90 Prozent der aufgegriffenen Tiere im Landkreis leben erst seit diesem Sommer und wiegen viel zu wenig für den Winterschlaf. 600 Gramm sollten sie dafür auf die Waage bringen. Bis dahin päppelt die Tierpflegerin die Igel auf. Dafür benötigt man keinen Fachmann, außer der Igel ist krank.

"Ich füttere sie mit hochwertigem Katzenfutter. Das kann auch jeder Finder zu Hause", sagt sie. Um die Kalorienanzahl einer einzelnen Portion zu erhöhen, fügt sie noch durchgegartes Hackfleisch, Trockenfutter oder Haferflocken hinzu. Hat der Igel das Winterschlafgewicht erreicht, kommt er samt isolierter Kiste nach draußen. Dann gibt es für den Igel nichts mehr zu fressen. Sonst bleibt er nämlich wach. Das Tierheim wildert die Säuger wieder aus, sobald die kalte Jahreszeit überstanden ist. "Igel sind sehr standorttreu. Wir bringen sie dorthin zurück, wo die Leute sie gefunden haben."Das gelte natürlich nicht für Stellen an viel befahrenen Straßen. Dann sucht Michaela Maier für ihre Schützlinge einen "igelfreundlichen" Platz. Das sind Gärten, in denen die Tiere viele Winkel zum Verstecken, Hecken und Sträucher vorfinden.

Igel vor dem Winterschlaf

Wenn kleine Igel im Spätherbst tagsüber auf Nahrungssuche zu sehen sind, ist das ein Alarmsignal. Denn dann haben die eigentlich nachtaktiven Tiere Hunger und nicht genügend Fettreserven für den Winterschlaf. Im Tierheim werden sie aufgepäppelt, aber viele sterben trotzdem.

(Foto: dpa)

Denn nicht alle Gärten sind optimal. "An Fußballtoren für Kinder können sich die Igel Gliedmaßen abschnüren", sagt Maier. Dass die Netze schaden können, "da denkt keiner dran". Die übrigen zehn Prozent der älteren Igel im Heim haben Zusammenstöße mit Autos oder Mährobotern hinter sich. Allein in Deutschland werden nach Angaben des Vereins Pro Igel 500 000 Tiere in einem Jahr überfahren. Im Landkreis Erding kommen noch weitere Probleme hinzu, denn Agrarland und Monokulturen bieten weder Unterschlupf noch Nahrung. Allerdings ist die Sterberate der Jungtiere von Natur aus hoch. Daher liegt die Zahl der Igel, die ab Herbst zu Maier kommen, stets im Bereich zwischen 100 und 180 Tieren. "Dass es so viele sind, ist nicht ungewöhnlich", sagt sie.
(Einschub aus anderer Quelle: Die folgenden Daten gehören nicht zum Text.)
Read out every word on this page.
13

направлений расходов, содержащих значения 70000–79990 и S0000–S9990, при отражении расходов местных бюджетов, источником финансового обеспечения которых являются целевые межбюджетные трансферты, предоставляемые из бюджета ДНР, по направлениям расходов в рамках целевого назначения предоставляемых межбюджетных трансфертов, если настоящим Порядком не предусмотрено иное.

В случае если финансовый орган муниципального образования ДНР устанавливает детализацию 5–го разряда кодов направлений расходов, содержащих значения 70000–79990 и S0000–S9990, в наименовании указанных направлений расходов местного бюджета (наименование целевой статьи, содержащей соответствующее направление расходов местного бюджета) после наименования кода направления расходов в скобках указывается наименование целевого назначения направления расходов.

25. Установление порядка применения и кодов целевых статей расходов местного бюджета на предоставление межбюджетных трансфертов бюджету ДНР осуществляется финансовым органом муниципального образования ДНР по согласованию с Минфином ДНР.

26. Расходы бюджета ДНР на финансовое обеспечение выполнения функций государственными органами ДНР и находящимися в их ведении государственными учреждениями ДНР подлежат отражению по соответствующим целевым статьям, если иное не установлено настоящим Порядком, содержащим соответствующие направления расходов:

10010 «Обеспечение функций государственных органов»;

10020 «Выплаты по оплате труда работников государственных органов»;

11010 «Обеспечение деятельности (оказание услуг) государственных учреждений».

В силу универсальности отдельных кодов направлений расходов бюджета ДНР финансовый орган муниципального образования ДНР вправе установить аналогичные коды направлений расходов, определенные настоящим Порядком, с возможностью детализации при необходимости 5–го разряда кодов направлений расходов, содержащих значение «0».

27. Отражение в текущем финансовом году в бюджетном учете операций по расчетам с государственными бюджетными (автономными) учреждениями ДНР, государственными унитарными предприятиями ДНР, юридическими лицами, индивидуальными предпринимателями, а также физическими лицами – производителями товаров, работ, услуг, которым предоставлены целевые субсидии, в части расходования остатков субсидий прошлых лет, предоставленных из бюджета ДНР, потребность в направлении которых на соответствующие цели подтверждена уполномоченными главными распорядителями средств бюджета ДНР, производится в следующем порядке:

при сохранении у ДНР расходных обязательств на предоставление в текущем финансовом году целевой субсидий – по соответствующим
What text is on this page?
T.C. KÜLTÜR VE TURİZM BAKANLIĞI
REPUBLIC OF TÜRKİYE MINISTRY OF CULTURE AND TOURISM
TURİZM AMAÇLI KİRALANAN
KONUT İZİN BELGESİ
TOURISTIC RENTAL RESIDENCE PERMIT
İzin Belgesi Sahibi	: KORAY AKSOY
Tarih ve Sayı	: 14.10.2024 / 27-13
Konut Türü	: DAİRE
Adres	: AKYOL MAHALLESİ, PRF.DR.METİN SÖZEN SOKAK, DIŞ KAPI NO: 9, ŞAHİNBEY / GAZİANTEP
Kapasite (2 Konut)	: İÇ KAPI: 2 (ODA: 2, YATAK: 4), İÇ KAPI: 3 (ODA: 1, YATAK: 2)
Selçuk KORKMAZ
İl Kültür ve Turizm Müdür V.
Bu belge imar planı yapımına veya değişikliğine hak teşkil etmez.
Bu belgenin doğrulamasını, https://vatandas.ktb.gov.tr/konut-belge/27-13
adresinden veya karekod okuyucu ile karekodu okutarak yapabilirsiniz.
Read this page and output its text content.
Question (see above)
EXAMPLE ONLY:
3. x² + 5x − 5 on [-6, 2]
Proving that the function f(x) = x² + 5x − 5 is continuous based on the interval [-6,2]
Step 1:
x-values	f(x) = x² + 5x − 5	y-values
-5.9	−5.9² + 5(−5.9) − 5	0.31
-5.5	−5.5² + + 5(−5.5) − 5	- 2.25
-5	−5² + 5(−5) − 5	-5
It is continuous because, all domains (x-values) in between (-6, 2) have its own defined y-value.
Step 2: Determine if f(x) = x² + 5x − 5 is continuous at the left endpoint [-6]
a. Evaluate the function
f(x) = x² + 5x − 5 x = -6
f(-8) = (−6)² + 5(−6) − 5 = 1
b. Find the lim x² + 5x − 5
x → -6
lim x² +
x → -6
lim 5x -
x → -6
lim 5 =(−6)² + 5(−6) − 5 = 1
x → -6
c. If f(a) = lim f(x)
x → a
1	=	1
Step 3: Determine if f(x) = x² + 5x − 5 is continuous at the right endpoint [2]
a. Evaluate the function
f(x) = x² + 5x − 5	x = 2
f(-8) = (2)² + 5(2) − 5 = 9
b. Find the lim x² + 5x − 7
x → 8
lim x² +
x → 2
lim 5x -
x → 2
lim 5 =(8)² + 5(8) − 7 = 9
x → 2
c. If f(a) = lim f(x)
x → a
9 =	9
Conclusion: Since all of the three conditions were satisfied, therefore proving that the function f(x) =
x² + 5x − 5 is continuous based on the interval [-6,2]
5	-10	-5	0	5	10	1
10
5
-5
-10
Für einige der Igel ist das Tierheim die letzte Station. Wenn die Säuger nicht aus eigener Kraft in der Natur überleben können, werden sie eingeschläfert. Das passiert zum Beispiel, wenn der Igel keine Vorderfüße hat, mit denen er nach Nahrung graben könnte. Die Wildtiere im Heim zu behalten, ist nicht nur gesetzlich verboten, sondern auch "Tierquälerei", findet Maier. Artgerechte Haltung ist ihr wichtig. Das Tierheim Erding hilft Findern von Igeln gerne telefonisch unter 08122/9597500 weiter. Für die Igel im Heim sammelt es zudem leere Aluschalen, wie sie für Katzen- und Hundefutter verwendet werden.

Am Samstag, 2. Dezember, veranstaltet das Tierheim Erding von 13 bis 17 Uhr einen Weihnachtsbasar mit Nikolausbesuch. Das Heim ist während dessen für die Besucher geöffnet. Alle Einnahmen kommen den Tieren zu Gute.